Tempest is a shard allocator and balancer for Elasticsearch. It is designed to balance by size rather than by shard count. Additionally, Tempest tries to optimize primary shard placement to maximize bulk loading performance and OS page cache hit rates.
The default balancer for Elasticsearch attempts to balance a cluster by equally distributing shards. For most use cases this is sufficient; However, when custom routing is used, it is possible for some shards to have vastly different sizes.
The following are some of the high level features that Tempest offers (see below for details):
- Heuristic balancing
- Preemptive Balancing (in certain cases)
- Risk and overhead aware balancing
- Safety checks to prevent overly aggressive balancing
- REST endpoint for monitoring balance state and stats
- Highly Configurable
Current supported versions:
NOTE: Starting with ES 2.x, plugins will not load unless the plugin descriptor elasticsearch.version
matches the
server version exactly. Until we can find a way around this, it is very unlikely that we can have a tested
release for every version of ES. However, in most cases all that is required is a repacking that can be done
in-house. Simply fork this project, update plugin-descriptor.properties
, run mvn package
, and install the
.zip locally.
Tempest uses a pseudo Monte-Carlo search algorithm coupled with a normalizing score function to find a series of moves that should put the cluster in a more balanced state while minimizing risk and minimizing network overheard. The basic process looks something like this:
- Create an internal model of the current cluster state
- Randomly generate several chains of moves (grouped in batches of size
cluster_concurrent_rebalance
) - Find the top N best chains that produce the best cluster state
- Of the top N chains, select the one that minimizes risk and network overhead
- Apply the first batch of the best chain
All setting are dynamic and are reloaded for each rebalance request. The defaults should be reasonable for clusters of size 3 to 100 nodes.

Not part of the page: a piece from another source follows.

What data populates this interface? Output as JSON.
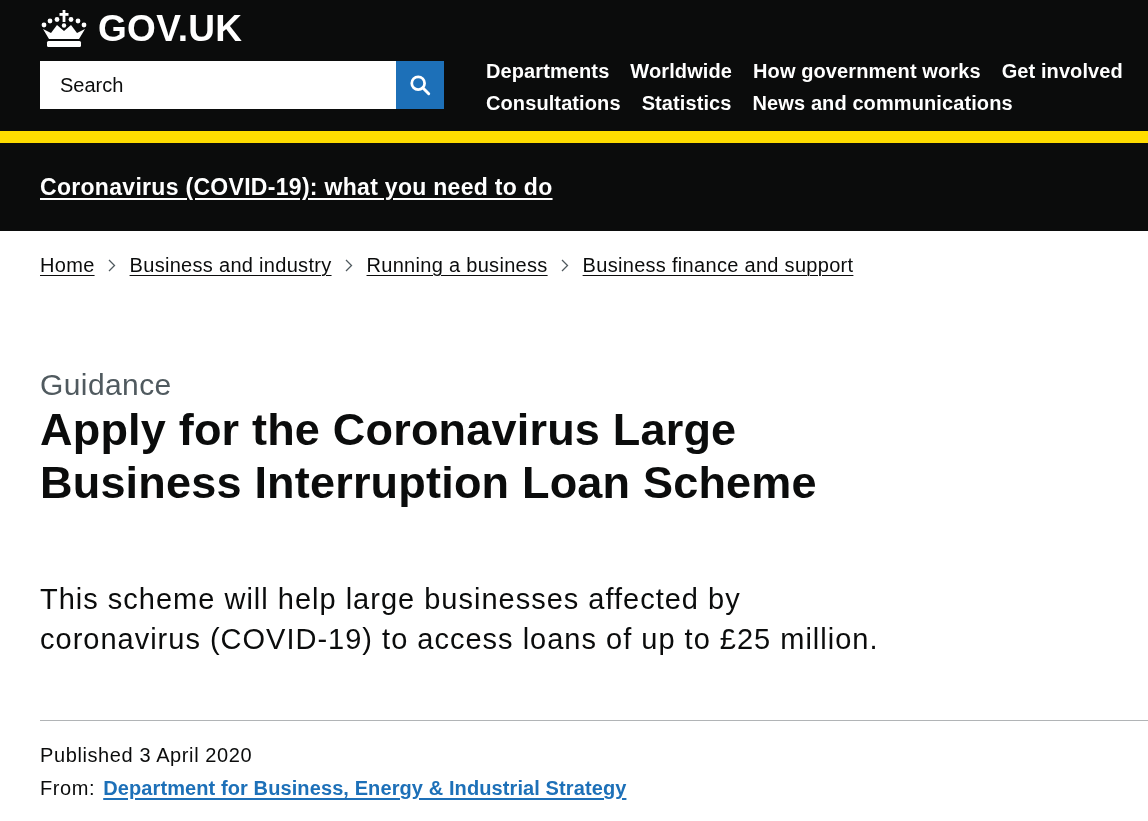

These settings control how Tempest will perform cluster move simulations:
tempest.balancer.searchDepth
- The number of move batches deep to search (default 5)tempest.balancer.searchScaleFactor
- The number of move chains per search depth to consider (default 1000)tempest.balancer.maxSearchTimeSeconds
- The maximum number of seconds to spend searching for a better state (default 5)tempest.balancer.searchQueueSize
- The number of best move chains to consider for final selection (default 10)tempest.balancer.minimumShardMovementOverhead
- The cost associated with moving a small shard (default 100000000)tempest.balancer.expungeBlacklistedNodes
- If true then shards on blacklisted nodes are moved to non-blacklisted nodes
The defaults for the settings are pretty good for most cases. Larger clusters (100+ nodes) might benefit from a shallower search depth in favor of of a higher search scale factor.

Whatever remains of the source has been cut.